We reiterate some fundamentals discussed above. The creation of a corporation for the MWF, as demonstrated, is redundant. The entity itself is far from being a SWF. The bill’s concept of the SWF is muddled.

And the last fundamental issue: The entity being set up violates the cardinal rules of good governance, risk management, and prudential care. Consider the following (based on the bill’s draft as of Dec. 1, 2022):

Section 4: “The regulatory restrictions on GFIs with respect to the asset class, type, term, and allocation of their investments shall not apply to funds invested in the MWF.”

Section 16: “The President of the Philippines shall sit as the Chairperson.”

Section 28: “MWFC and MWF shall be exempt from local and national taxes, direct and indirect, that may be imposed under the Local Government Code of 1991, and the National Internal Revenue Code of 1997.”

Section 29: “[T]he MWF Investments’ transactions, as well as the necessary connected or related transactions, shall be exempt from the provisions of Republic Act No. 9184, otherwise known as the ‘Government Procurement Reform Act,’ and Republic Act No. 10667, otherwise known as the ‘Philippine Competition Act,’ and their respective IRRs [Implementing Rules and Regulations].

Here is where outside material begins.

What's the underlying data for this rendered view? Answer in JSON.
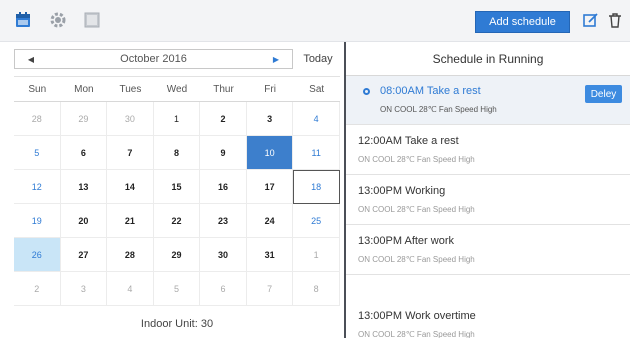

“The MWFC shall be exempt from Republic Act No. 7656, otherwise known as the ‘Dividends Law of 1994.’ The Board shall determine the dividend policy of the MWFC.

“Contracts or agreements to be entered into by the MWFC shall be exempt from the laws, rules, or regulations requiring review by the Office of the Government Corporate Counsel.

“Access to the records shall be upon approval of the Board of Directors or by express provision of the law.”

All these sections make the MWF and MWFC most vulnerable to abetting recklessness, politicization, corruption, rent-seeking, and cronyism. The elimination of basic safeguards will likely lead to a Pharmally redux.

Whatever lofty intention the bill has can be done under existing institutions and mechanisms. What government must do improve is development spending by making the current budget less wasteful and less discretionary and more efficient and productive. Similarly, government can enhance the fiscal space by increasing revenues through a combination of new taxes that are efficient policy and tax administration.

Thus, scrap the bill.

Filomeno S. Sta. Ana III coordinates the Action for Economic Reforms.